Da diversi anni si sconsiglia l’assunzione di carne rossa perché causerebbe il cancro. Ora la scienza ha scoperto che non è così, vediamo perché.

carne rossa
carne rossa – lafuriaumana.it

L’Oms, ovvero l’Organizzazione Mondiale della Sanità, negli ultimi anni ha sconsigliato l’assunzione di vino e alcol, la carne rossa e molto altro. Questo ha messo in  allarme milioni di persone. La scienza però sembra smentire alcune delle sue teorie e dichiara che la carne rossa non fa così male. Ecco che cosa dice al riguardo.

L’ultima ricerca sulla carne rossa

La ricerca più recente è stata fatta dall’università di Chicago, nel quale si afferma che la carne rossa, se consumata nelle giuste quantità, può addirittura aiutare contro alcuni tipi di cancro.
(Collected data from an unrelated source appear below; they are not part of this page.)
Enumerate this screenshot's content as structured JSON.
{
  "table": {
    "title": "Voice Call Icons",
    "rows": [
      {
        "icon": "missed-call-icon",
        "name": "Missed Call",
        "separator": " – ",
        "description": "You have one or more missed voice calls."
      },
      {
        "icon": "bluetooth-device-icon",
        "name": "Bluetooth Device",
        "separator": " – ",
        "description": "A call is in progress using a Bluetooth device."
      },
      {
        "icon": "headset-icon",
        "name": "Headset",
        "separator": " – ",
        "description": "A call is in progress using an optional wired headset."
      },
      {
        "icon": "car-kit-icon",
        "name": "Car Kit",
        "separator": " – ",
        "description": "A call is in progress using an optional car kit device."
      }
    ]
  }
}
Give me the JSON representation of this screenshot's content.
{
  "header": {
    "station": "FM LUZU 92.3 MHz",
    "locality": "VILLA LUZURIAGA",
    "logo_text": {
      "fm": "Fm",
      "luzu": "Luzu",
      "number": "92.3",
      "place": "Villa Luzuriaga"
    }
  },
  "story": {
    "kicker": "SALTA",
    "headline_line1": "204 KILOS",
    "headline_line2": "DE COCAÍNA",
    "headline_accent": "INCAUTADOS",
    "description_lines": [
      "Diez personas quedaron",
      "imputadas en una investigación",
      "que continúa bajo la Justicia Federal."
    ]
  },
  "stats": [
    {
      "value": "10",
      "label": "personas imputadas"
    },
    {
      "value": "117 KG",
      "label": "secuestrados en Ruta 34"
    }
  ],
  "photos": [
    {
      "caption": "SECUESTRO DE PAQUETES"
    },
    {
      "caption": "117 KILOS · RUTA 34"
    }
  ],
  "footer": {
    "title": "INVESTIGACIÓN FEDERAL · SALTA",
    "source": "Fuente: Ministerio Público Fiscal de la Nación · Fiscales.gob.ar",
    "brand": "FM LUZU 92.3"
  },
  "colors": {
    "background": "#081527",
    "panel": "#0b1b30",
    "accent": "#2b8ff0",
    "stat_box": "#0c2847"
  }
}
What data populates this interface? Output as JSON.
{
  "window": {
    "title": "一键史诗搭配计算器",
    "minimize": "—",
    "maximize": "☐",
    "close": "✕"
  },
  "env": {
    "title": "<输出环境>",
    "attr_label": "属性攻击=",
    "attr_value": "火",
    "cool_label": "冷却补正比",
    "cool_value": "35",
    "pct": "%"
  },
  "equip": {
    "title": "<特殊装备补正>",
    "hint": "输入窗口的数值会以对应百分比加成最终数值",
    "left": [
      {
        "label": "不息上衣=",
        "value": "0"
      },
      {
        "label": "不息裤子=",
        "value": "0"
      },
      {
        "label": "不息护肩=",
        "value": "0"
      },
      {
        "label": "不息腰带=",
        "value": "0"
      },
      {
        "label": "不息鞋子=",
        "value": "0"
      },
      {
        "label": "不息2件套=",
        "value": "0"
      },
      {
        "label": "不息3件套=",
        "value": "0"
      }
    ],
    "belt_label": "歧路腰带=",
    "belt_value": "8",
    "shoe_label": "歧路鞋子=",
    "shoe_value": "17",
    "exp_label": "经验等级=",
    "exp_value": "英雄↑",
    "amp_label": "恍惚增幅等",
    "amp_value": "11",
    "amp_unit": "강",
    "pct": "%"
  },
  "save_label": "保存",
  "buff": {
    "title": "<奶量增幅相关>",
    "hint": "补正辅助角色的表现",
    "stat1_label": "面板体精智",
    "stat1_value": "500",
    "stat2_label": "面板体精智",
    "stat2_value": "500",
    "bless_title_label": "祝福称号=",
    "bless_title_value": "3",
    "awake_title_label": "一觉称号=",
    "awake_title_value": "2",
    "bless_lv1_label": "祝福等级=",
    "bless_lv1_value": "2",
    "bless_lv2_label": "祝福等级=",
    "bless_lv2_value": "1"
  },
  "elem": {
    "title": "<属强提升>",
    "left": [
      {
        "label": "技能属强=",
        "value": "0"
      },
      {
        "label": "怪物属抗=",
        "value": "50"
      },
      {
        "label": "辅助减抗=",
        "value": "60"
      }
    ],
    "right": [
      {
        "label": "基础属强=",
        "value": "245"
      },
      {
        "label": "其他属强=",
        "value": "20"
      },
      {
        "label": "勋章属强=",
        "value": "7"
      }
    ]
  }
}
Nella carne e nei latticini si troverebbe infatti un nutriente, chiamato acido trans-vaccenico (o Tva), che migliorerebbe le capacità di alcune cellule, conosciute con il nome T CD8+, di attaccare quelle cancerose.

mangiare la carne fa bene
mangiare la carne fa bene – lafuriaumana.it

Questa è una notizia davvero rivoluzionaria, dato che negli ultimi dieci anni si è sempre pensato l’esatto contrario. Una notizia  che manda in soffitta anni di terrorismo contro la carne rossa. Questo dovrebbe farci riflettere e farci domandare se alcune di queste dichiarazioni su alimenti e affini siano solo mode e trend oppure siano davvero utili per la nostra salute.

Ciò non toglie che, come per qualsiasi tipo di alimento, l’abuso è fortemente sconsigliato e dannoso per qualsiasi organismo vivente. Tutti i cibi sono potenzialmente pericolosi se consumati in quantità eccessive. Prendiamo per esempio il vino, ad oggi molte scuole di pensiero sostengono che faccia male anche berne un solo bicchiere. Anche in questo caso ci viene in aiuto la scienza.

Il vino è cancerogeno?

dieta sana ed equilibrata

 

La scienza ha aggiornato anche questo modo di pensare. Uno studio, pubblicato lo scorso maggio sulla rivista scientifica americana Bmc medical education, afferma che: “L’aumento del consumo di alimenti contenenti flavonoidi, tra cui il vino rosso, porta a una riduzione del rischio di mortalità precoce nella popolazione”. In questo modo la confusione su quale sia la realtà aumenta. Il principio che dovrebbe guidare le scelte è sempre uno, non eccedere. “Il troppo stroppia” si dice, ed è così.

Ciò non toglie che rimane comunque una scelta personale. Ognuno dev’essere libero di decidere cosa poter mangiare e bere e cosa no, a meno che non venga imposto da un dottore specializzato a causa di malattie come diabete, intolleranze ecc… . Oggi come oggi c’è molta varietà, perciò sempre con moderazione, viviamo in salute con alimenti e bevande che più ci aggradano.